Se non si risponde a queste domande, ciò che è stato detto prima, ossia che la Pura Coscienza è pensata come sonno profondo, sarebbe senza senso.
132. Varie forme di ignoranza
Risposta al primo dubbio: non conoscenza (ajñāna) ed errata conoscenza (mithyā jñāna) sono chiamate entrambe avidyā in sanscrito. L’incertezza espressa con ‘può essere’, ‘può non essere’ è, invece, chiamata dubbio (saṃśaya). Dire ‘può essere’ è una probabilità (sambhāvanā); dire ‘può non essere’ è una improbabilità (asambhāvanā). Queste sono le varianti della non conoscenza. Un’idea sbagliata, detta viparīta bhāvana, è anch’essa una forma di non comprensione.
Ciò che è un’istintiva non comprensione è anche errata comprensione, perché non sono diverse tra loro dato che sono causa ed effetto in senso figurato e non reale (BV I.4.3086).
La presenza del dubbio implica una non comprensione; allo stesso modo, la presenza di errata conoscenza implica la stessa cosa. Così, quando si deve stabilire la radice di entrambe, la si dovrebbe dire non comprensione (BV I.4.440).
Quindi si dovrebbe esaminare per prima cosa l’avidyā della non comprensione (agrahana). Questa avidyā, della categoria della non conoscenza, è ben nota e riguarda gli oggetti esterni. Per esempio, quando eravamo bambini non conoscevamo molte cose e, crescendo, ne abbiamo conosciute sempre di più. Gli scienziati, gli studiosi e gli artisti conoscono più di altri. Tuttavia, non è un’esagerazione dire che ci sono più cose sconosciute che conosciute. C’è un famoso detto a questo riguardo:
I libri di conoscenza sono molti e la conoscenza che deve essere appresa è molto vasta; ma la nostra vita è breve e gli ostacoli sulla via sono troppi. Quindi si dovrebbe conoscere l’essenza di tutta la conoscenza come il cigno che estrae solo il latte scartando l’acqua (Bartṛhari, Nitiśatakam).

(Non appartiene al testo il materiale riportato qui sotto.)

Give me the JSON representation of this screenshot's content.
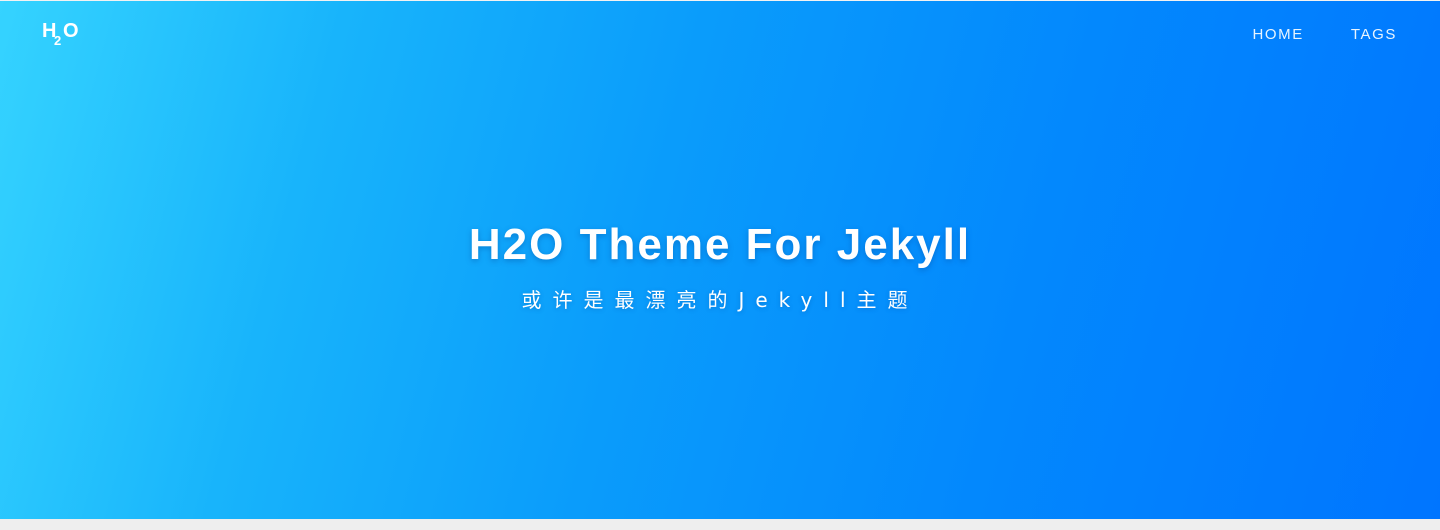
{
  "logo": {
    "h": "H",
    "two": "2",
    "o": "O"
  },
  "nav": {
    "items": [
      {
        "label": "HOME"
      },
      {
        "label": "TAGS"
      }
    ]
  },
  "hero": {
    "title": "H2O Theme For Jekyll",
    "subtitle": "或许是最漂亮的Jekyll主题"
  },
  "colors": {
    "gradient_start": "#35d3ff",
    "gradient_end": "#0075ff",
    "text": "#ffffff"
  }
}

Queste sagge parole non sono solo un insegnamento morale, ma anche l’affermazione del fatto che ciò che l’uomo non conosce è illimitato.
Alcuni punti di quello che gli eruditi conoscono non sono spiegati logicamente. Cercano di capire la verità di cose come la materia, la mente, l’energia, la coscienza, il tempo, lo spazio, la causa ecc., ma non ci riescono. Quindi hanno cercato di costruire le loro conoscenze specialistiche prendendo per certo il modo in cui tali cose appaiono alla loro esperienza di vita empirica. Questa è avidyā in quanto non conoscenza degli oggetti. Similmente, i pensatori hanno indagato a lungo per capire che cosa sia la Pura Coscienza, ma non sono arrivati ad alcuna conclusione. Alcuni dicono che non esiste affatto. Altri sostengono che senza considerare la natura specifica di ‘la mia conoscenza’, ‘la tua conoscenza’ o ‘tale conoscenza’, quando si capisce la conoscenza in senso generale, quella è la Pura Coscienza. Allo stesso modo, coloro che senza conoscerla la immaginano in vari modi, non l’hanno capita. Questa è l’avidyā di non conoscere l’Ātman. La non conoscenza o assenza di conoscenza (agrahanam) è il nostro stato mentale nella veglia.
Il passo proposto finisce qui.